Friday, March 1, 2013

THE PITKIN HOUSE




THE PITKIN HOUSE
by Joan K Yanni

Docents have often been questioned about Charles Willson Jr.'s painting, View of the Pitkin House and East Avenue.  The house—still standing—is one of three "country homes" built on East Avenue in the mid-1800s by eminent Rochesterians.

The Pitkin House
The Pitkin house at 474 East Avenue near Prince Street, was completed around 1839.  It was built by William Pitkin, druggist, banker, and, from 1845 to 1847, mayor of Rochester.  (Incidentally, Pitkin's second wife was the daughter of Nathaniel Rochester!)  Today the house is the headquarters of the Otetiana Chapter of the Boy Scouts of America.

The home is Greek Revival architecture, a style which reflected America's reaction to ornate European taste during the 1800s.  It has simple, symmetrical lines with bold moldings, pedimented gables, heavy cornices, unadorned friezes, and a horizontal transom above the entrance.
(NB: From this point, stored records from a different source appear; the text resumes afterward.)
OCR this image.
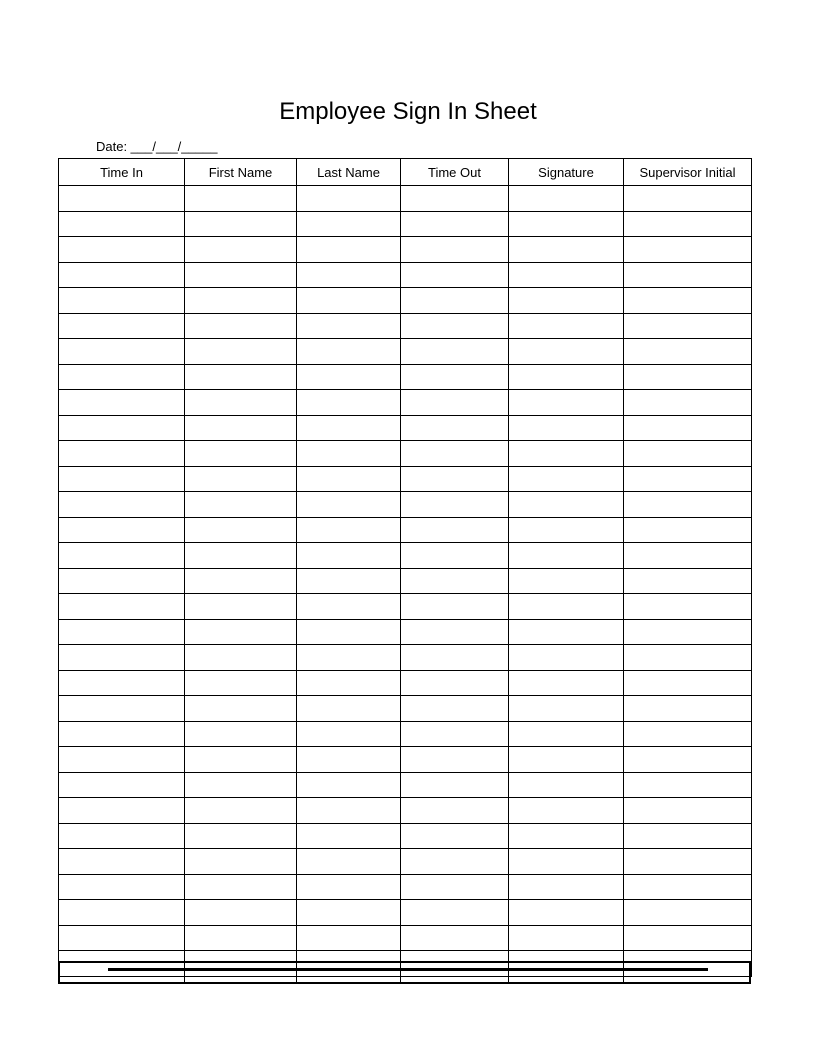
Employee Sign In Sheet
Date: ___/___/_____
Time In	First Name	Last Name	Time Out	Signature	Supervisor Initial
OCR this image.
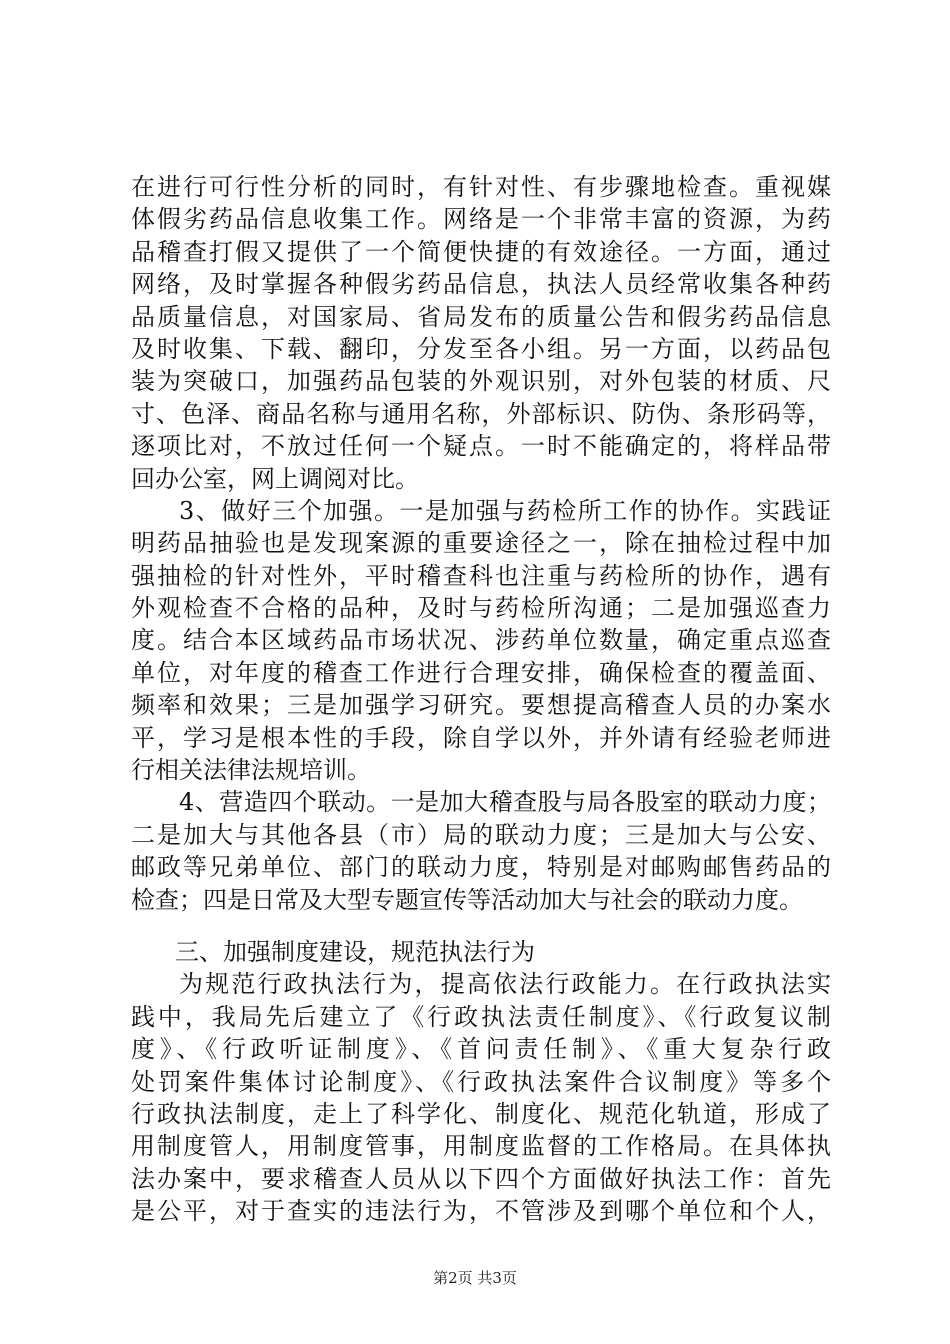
在进行可行性分析的同时，有针对性、有步骤地检查。重视媒
体假劣药品信息收集工作。网络是一个非常丰富的资源，为药
品稽查打假又提供了一个简便快捷的有效途径。一方面，通过
网络，及时掌握各种假劣药品信息，执法人员经常收集各种药
品质量信息，对国家局、省局发布的质量公告和假劣药品信息
及时收集、下载、翻印，分发至各小组。另一方面，以药品包
装为突破口，加强药品包装的外观识别，对外包装的材质、尺
寸、色泽、商品名称与通用名称，外部标识、防伪、条形码等，
逐项比对，不放过任何一个疑点。一时不能确定的，将样品带
回办公室，网上调阅对比。
3、做好三个加强。一是加强与药检所工作的协作。实践证
明药品抽验也是发现案源的重要途径之一，除在抽检过程中加
强抽检的针对性外，平时稽查科也注重与药检所的协作，遇有
外观检查不合格的品种，及时与药检所沟通；二是加强巡查力
度。结合本区域药品市场状况、涉药单位数量，确定重点巡查
单位，对年度的稽查工作进行合理安排，确保检查的覆盖面、
频率和效果；三是加强学习研究。要想提高稽查人员的办案水
平，学习是根本性的手段，除自学以外，并外请有经验老师进
行相关法律法规培训。
4、营造四个联动。一是加大稽查股与局各股室的联动力度；
二是加大与其他各县（市）局的联动力度；三是加大与公安、
邮政等兄弟单位、部门的联动力度，特别是对邮购邮售药品的
检查；四是日常及大型专题宣传等活动加大与社会的联动力度。
三、加强制度建设，规范执法行为
为规范行政执法行为，提高依法行政能力。在行政执法实
践中，我局先后建立了《行政执法责任制度》、《行政复议制
度》、《行政听证制度》、《首问责任制》、《重大复杂行政
处罚案件集体讨论制度》、《行政执法案件合议制度》等多个
行政执法制度，走上了科学化、制度化、规范化轨道，形成了
用制度管人，用制度管事，用制度监督的工作格局。在具体执
法办案中，要求稽查人员从以下四个方面做好执法工作：首先
是公平，对于查实的违法行为，不管涉及到哪个单位和个人，
第2页 共3页
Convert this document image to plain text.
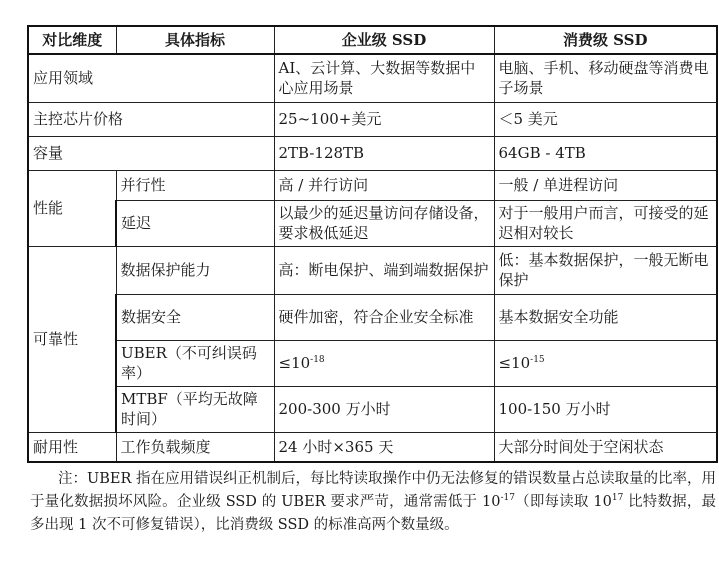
对比维度	具体指标	企业级 SSD	消费级 SSD
应用领域		AI、云计算、大数据等数据中心应用场景	电脑、手机、移动硬盘等消费电子场景
主控芯片价格		25~100+美元	＜5 美元
容量		2TB-128TB	64GB - 4TB
性能	并行性	高 / 并行访问	一般 / 单进程访问
	延迟	以最少的延迟量访问存储设备，要求极低延迟	对于一般用户而言，可接受的延迟相对较长
可靠性	数据保护能力	高：断电保护、端到端数据保护	低：基本数据保护，一般无断电保护
	数据安全	硬件加密，符合企业安全标准	基本数据安全功能
	UBER（不可纠误码率）	$\le 10^{-18}$	$\le 10^{-15}$
	MTBF（平均无故障时间）	200-300 万小时	100-150 万小时
耐用性	工作负载频度	24 小时×365 天	大部分时间处于空闲状态
注：UBER 指在应用错误纠正机制后，每比特读取操作中仍无法修复的错误数量占总读取量的比率，用于量化数据损坏风险。企业级 SSD 的 UBER 要求严苛，通常需低于 $10^{-17}$（即每读取 $10^{17}$ 比特数据，最多出现 1 次不可修复错误），比消费级 SSD 的标准高两个数量级。
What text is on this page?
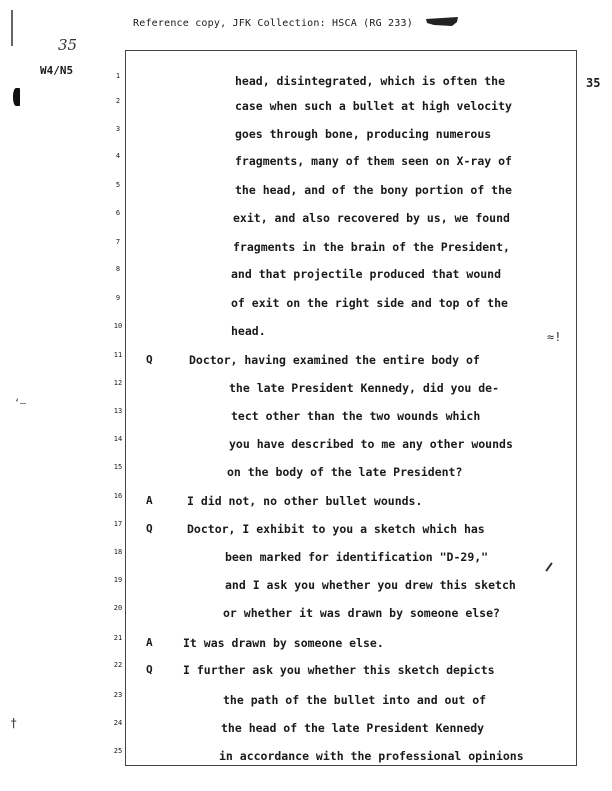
Reference copy, JFK Collection: HSCA (RG 233)
35
W4/N5
35
‘—
†
≈!
1	head, disintegrated, which is often the
2	case when such a bullet at high velocity
3	goes through bone, producing numerous
4	fragments, many of them seen on X-ray of
5	the head, and of the bony portion of the
6	exit, and also recovered by us, we found
7	fragments in the brain of the President,
8	and that projectile produced that wound
9	of exit on the right side and top of the
10	head.
11	Q	Doctor, having examined the entire body of
12	the late President Kennedy, did you de-
13	tect other than the two wounds which
14	you have described to me any other wounds
15	on the body of the late President?
16	A	I did not, no other bullet wounds.
17	Q	Doctor, I exhibit to you a sketch which has
18	been marked for identification "D-29,"
19	and I ask you whether you drew this sketch
20	or whether it was drawn by someone else?
21	A	It was drawn by someone else.
22	Q	I further ask you whether this sketch depicts
23	the path of the bullet into and out of
24	the head of the late President Kennedy
25	in accordance with the professional opinions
When the house later passed into the hands of Daniel Powers, he added a mansard roof, similar to the roofline on his commercial structure, The Powers Building, downtown.  Toward the end of the century a third story was added to the Pitkin house under the supervision of J. Foster Warner, famed Rochester architect.  Legend has it that Jenny Lind, in a visit to Rochester, greeted admirers from its balcony.

The two other houses built in the early 1840s—across East Avenue, however—were Woodside, built by Silas Smith, a storekeeper at the Four Corners; which  now houses the Rochester Historical Society, and the home of wool merchant Aaron Erickson, now the Genesee Valley Club.

The artist, Charles Willson Jr, was the son of a music teacher.  He was listed in the Rochester City Directory from 1849 to 1854 as painter, artist, and finally landscape painter.  From the date of our painting, we know that he was active at least until 1859.  Another of his paintings is owned by Woodside.